Indonesia must establish its own National Aviation Data Bank (NADB) to serve as the backbone of algorithmic policymaking. This institution would consolidate:
- E-ticket and fare database
- Route-level cost disclosures
- Predictive alert systems for fare surges
- ML and econometric simulation lab
The Way Forward: From Models to Mandates
Mathematical and algorithmic models are not silver bullets. They cannot replace leadership or resolve conflicting stakeholder interests. However, they elevate the conversation—from emotional and populist rhetoric to evidence-based policymaking. With them, Indonesia can transition from reactive firefighting to proactive governance in air transport.

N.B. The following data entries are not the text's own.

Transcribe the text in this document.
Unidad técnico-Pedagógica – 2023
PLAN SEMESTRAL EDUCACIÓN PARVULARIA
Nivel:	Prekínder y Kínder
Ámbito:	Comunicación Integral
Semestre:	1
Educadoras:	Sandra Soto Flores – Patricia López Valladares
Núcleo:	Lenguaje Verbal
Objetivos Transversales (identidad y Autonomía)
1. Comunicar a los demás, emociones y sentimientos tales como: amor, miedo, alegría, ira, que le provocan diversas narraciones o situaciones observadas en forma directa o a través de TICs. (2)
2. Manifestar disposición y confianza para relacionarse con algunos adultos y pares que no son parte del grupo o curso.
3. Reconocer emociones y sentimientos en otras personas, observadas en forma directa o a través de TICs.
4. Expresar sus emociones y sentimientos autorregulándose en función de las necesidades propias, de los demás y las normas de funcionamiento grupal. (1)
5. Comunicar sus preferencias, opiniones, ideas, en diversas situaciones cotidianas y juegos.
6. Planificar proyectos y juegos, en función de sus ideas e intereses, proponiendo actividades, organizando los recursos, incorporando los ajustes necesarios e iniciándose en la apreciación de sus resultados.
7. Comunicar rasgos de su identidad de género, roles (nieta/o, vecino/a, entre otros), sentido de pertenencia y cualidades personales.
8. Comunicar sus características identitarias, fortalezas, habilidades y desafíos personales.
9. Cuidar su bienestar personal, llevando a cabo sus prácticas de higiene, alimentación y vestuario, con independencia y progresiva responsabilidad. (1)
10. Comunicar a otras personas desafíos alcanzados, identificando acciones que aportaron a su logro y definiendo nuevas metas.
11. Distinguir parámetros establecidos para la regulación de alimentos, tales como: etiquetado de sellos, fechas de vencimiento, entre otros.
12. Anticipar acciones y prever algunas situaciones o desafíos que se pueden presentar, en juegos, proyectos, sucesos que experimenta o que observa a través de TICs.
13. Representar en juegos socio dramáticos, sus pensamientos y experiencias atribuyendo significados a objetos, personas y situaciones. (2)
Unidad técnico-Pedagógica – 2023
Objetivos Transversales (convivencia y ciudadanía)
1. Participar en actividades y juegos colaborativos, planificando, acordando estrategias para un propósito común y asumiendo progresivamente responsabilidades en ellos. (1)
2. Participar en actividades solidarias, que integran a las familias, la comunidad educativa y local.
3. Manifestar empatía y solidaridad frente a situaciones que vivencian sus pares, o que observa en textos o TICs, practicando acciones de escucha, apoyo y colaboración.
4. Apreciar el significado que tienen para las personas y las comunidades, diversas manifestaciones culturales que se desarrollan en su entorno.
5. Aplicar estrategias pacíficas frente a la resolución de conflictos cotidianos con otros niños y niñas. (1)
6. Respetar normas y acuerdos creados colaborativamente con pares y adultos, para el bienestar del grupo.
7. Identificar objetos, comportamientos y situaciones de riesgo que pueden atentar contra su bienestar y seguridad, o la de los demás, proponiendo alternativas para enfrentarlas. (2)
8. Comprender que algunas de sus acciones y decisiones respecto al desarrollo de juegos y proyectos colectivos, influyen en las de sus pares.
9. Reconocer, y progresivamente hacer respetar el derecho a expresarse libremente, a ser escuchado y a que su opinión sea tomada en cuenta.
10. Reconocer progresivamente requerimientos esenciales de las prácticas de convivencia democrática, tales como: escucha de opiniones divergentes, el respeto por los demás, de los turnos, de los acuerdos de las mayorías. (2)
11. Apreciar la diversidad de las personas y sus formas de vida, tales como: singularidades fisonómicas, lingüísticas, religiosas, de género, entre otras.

Concrete Policy Recommendations:
Recommendation | Model Used | Purpose |
Dynamic Subsidies on PSO Routes | CVP + SGEM | Target high-need, low-profit routes |
Seasonal Fare Spike Forecasting | XGBoost / RF | Preempt market distortions |
Regulatory Price Band Calibration | LLPF | Align caps/floors with real costs |
Aviation Equity Index | MCDA | Prioritize vulnerable populations |
National Data Bank | All Models | Institutionalize model-driven policy |
Conclusion: Governing the Skies with Precision
The airfare crisis is not a simple issue of corporate greed or regulatory failure. It is a systems-level challenge involving economics, logistics, geography, equity, and data science. Addressing it demands that we leave behind anecdotal policymaking and embrace the analytical arsenal that modern economics and technology provide.
Mathematical models are not just academic luxuries—they are regulatory necessities. When applied with integrity, they can transform Indonesia’s air transport sector from one of the most volatile in ASEAN to one of the most transparent, equitable, and resilient.
Because in aviation—as in all systems governed by complexity—intuition misleads; simulation guides.